Traditionally, neuroimaging studies have targeted brain related associations with a given phenotype/symptom or the statistical differences between different groups for a given brain region, followed up with the association of these differences with a given biological or behavioral variable of interest. More recently, there has been an ongoing conversation in the field towards prediction as an alternative approach. Along the same line, the field of brain aging, has pursued age related associations as well as age prediction. The relationship between the two approaches is often taken for granted (since in ideal settings, i.e. large sample size and low inter-individual variability or noise levels, the results would be equivalent) and ignored in practice. In this study, we have directly addressed both age association and prediction as a function of smoothing and parcellation levels. Within our sample size, we found an inverse relationship between regional age related associations and brain age prediction accuracy as a function of smoothing and parcellation level, highlighting the importance of the parameter selection based on the goal of the study.
5 Conflict of Interest
The authors declare no conflict of interest.
6 Author Contributions
YZ contributed to the study plan, analysed the data, and wrote the manuscript. AE contributed to the study plan and revision of the manuscript.
7 Funding
This work was supported by funding from the Canada First Research Excellence Fund, awarded to McGill University for the Healthy Brains, Healthy Lives (HBHL) initiative, CBRAIN for Multidisciplinary Reproducible Science Grant (CANARIE RS3-031) and Canadian Institutes of Health Research Operating Grant (CIHR PJT-173236).
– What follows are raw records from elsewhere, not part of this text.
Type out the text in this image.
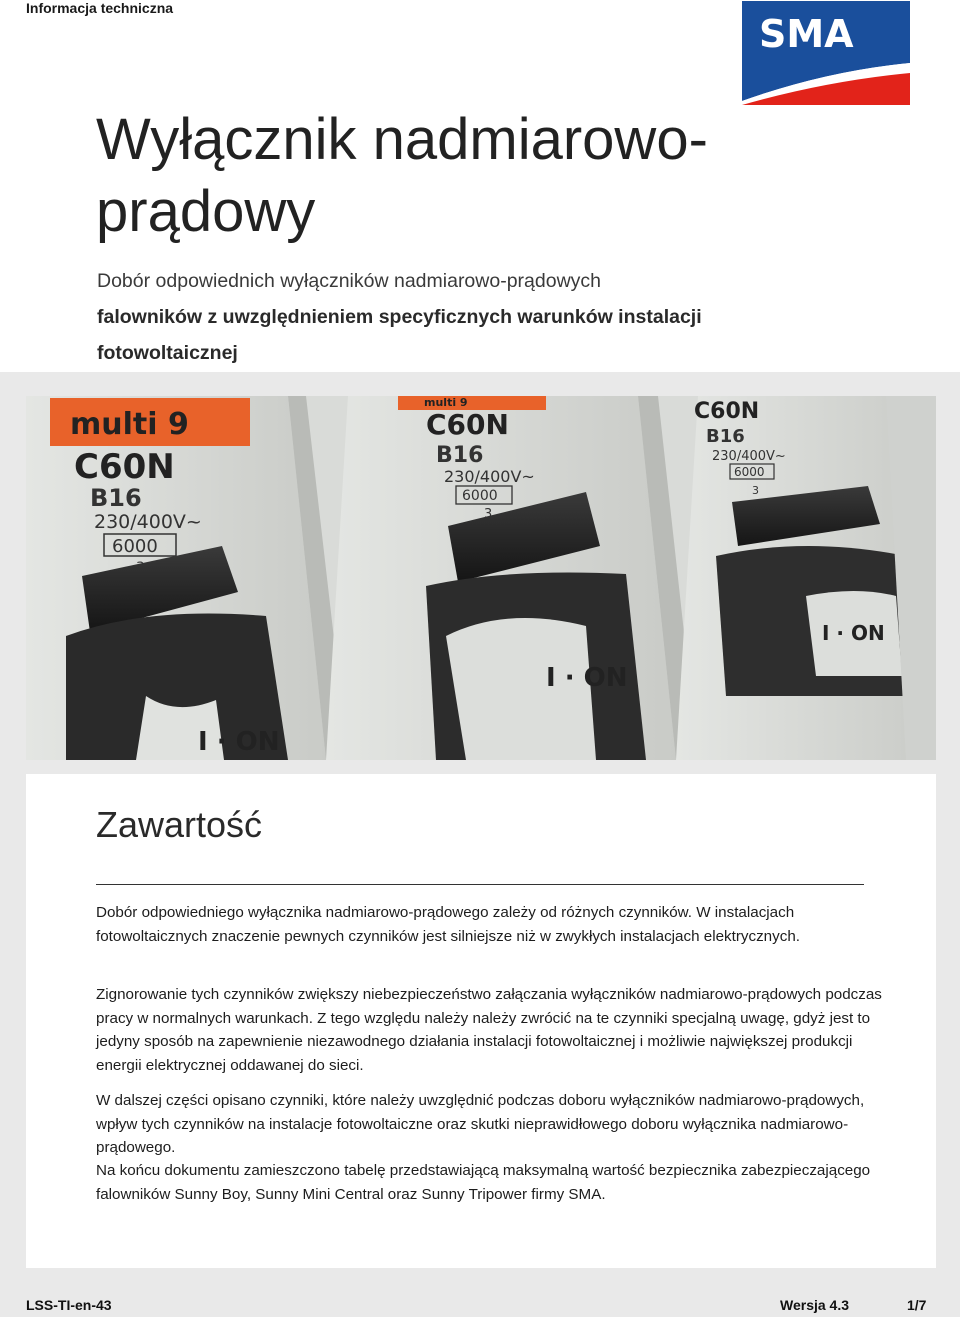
Informacja techniczna
SMA
Wyłącznik nadmiarowo-
prądowy
Dobór odpowiednich wyłączników nadmiarowo-prądowych
falowników z uwzględnieniem specyficznych warunków instalacji
fotowoltaicznej
multi 9
C60N
B16
230/400V~
6000
I · ON
multi 9
C60N
B16
230/400V~
6000
3
I · ON
C60N
B16
230/400V~
6000
3
I · ON
Zawartość

Dobór odpowiedniego wyłącznika nadmiarowo-prądowego zależy od różnych czynników. W instalacjach fotowoltaicznych znaczenie pewnych czynników jest silniejsze niż w zwykłych instalacjach elektrycznych.

Zignorowanie tych czynników zwiększy niebezpieczeństwo załączania wyłączników nadmiarowo-prądowych podczas pracy w normalnych warunkach. Z tego względu należy należy zwrócić na te czynniki specjalną uwagę, gdyż jest to jedyny sposób na zapewnienie niezawodnego działania instalacji fotowoltaicznej i możliwie największej produkcji energii elektrycznej oddawanej do sieci.

W dalszej części opisano czynniki, które należy uwzględnić podczas doboru wyłączników nadmiarowo-prądowych, wpływ tych czynników na instalacje fotowoltaiczne oraz skutki nieprawidłowego doboru wyłącznika nadmiarowo-prądowego.

Na końcu dokumentu zamieszczono tabelę przedstawiającą maksymalną wartość bezpiecznika zabezpieczającego falowników Sunny Boy, Sunny Mini Central oraz Sunny Tripower firmy SMA.

LSS-TI-en-43	Wersja 4.3	1/7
9 Data Availability Statement
CamCAN dataset can be accessed after submitting an online application at https://camcan-archive.mrc-cbu.cam.ac.uk/dataaccess/datarequest.php and accepting the use agreement. Detailed information available at https://www.cam-can.org.
8 Acknowledgments
Data collection and sharing for this project was provided by the Cambridge Centre for Ageing and Neuroscience (CamCAN). CamCAN funding was provided by the UK Biotechnology and Biological Sciences Research Council (grant number BB/H008217/1), together with support from the UK Medical Research Council and University of Cambridge, UK. Authors thank Compute Canada (https://www.computecanada.ca/home) for the usage of the computing resources in the current work.
Authors thank Dr. Lindsay B Lewis for providing the surface parcellations registered to the MNI surface space as well as Drs Mahsa Dadar and Filip Morys for their inputs and comments regarding data analysis and the final manuscript.